1865 13th Amendment Passed




On December 18th 1865, the13th Amendment to the Constitution was officially ratified. This Amendment stated that neither slavery nor involuntary servitude could exist in the United States.

The 13th amendment stated:


  1. Neither slavery nor involuntary servitude, except as a punishment for crime whereof the party shall have been duly convicted, shall exist within the United States, or any place subject to their jurisdiction."
  2. "Congress shall have power to enforce this article by appropriate legislation."

Legislative Process:

  • The Senate passed the amendment on April 8, 1864, with a vote of 38 to 6.
  • The House of Representatives initially resisted the amendment but later passed it on January 31, 1865, with a vote of 119 to 56.

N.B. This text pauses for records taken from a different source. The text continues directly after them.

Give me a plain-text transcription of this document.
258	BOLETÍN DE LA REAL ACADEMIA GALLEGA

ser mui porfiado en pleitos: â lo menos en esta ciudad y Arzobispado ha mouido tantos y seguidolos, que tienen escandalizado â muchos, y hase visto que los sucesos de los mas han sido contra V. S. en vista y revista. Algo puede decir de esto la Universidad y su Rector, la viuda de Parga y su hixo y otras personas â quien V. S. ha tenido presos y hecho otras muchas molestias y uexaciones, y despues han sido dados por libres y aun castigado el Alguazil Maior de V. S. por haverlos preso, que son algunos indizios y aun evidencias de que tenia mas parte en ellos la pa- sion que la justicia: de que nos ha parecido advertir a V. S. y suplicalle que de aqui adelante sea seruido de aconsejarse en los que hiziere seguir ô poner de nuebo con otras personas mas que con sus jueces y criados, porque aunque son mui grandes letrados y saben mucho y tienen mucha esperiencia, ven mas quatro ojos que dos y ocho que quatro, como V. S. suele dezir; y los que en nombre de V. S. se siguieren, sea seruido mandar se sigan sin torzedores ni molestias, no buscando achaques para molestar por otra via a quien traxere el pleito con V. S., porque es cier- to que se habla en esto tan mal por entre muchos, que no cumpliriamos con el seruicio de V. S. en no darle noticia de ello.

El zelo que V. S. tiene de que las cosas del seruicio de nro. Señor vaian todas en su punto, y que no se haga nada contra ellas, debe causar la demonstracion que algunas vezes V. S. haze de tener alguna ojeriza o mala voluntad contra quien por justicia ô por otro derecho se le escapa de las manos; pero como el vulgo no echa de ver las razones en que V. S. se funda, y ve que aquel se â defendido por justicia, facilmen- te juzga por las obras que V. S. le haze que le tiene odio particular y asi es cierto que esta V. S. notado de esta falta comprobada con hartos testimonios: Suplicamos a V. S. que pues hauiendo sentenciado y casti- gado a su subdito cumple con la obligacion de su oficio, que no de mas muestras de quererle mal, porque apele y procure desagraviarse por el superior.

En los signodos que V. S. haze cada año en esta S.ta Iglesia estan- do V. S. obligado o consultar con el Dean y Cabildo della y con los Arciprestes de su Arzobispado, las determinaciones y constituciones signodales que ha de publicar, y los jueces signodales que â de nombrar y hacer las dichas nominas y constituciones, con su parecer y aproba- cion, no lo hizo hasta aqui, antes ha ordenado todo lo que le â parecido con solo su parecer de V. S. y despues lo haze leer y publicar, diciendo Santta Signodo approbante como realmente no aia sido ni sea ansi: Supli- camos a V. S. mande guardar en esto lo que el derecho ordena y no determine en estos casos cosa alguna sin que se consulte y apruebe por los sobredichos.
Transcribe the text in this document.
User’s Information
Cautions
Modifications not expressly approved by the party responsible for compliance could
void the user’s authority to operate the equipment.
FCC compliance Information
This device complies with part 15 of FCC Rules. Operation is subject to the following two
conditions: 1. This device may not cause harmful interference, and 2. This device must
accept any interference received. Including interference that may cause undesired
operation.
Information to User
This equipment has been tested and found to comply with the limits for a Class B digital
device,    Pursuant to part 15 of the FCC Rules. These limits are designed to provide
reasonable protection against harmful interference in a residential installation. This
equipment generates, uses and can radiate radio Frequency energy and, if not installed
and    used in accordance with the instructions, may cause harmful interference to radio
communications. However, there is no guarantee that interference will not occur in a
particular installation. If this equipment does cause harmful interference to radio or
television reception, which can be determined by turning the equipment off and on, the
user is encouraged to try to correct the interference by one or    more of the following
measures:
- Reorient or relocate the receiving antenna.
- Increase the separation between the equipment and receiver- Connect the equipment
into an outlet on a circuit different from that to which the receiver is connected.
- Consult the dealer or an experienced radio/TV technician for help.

  • After passing both houses of Congress, the 13th Amendment was sent to the state legislatures for ratification.
  • On December 6, 1865, the amendment was officially ratified when Georgia became the 27th state to approve it, ensuring the necessary three-fourths majority of state ratification.
  • Secretary of State William H. Seward proclaimed its adoption on December 18, 1865.

With its ratification, slavery was constitutionally abolished in the United States, with exceptions noted for those convicted of a crime. The 13th Amendment became the first of the three Reconstruction Amendments, followed by the 14th and 15th Amendments, which aimed to establish equal rights for all Americans, regardless of race or previous condition of servitude.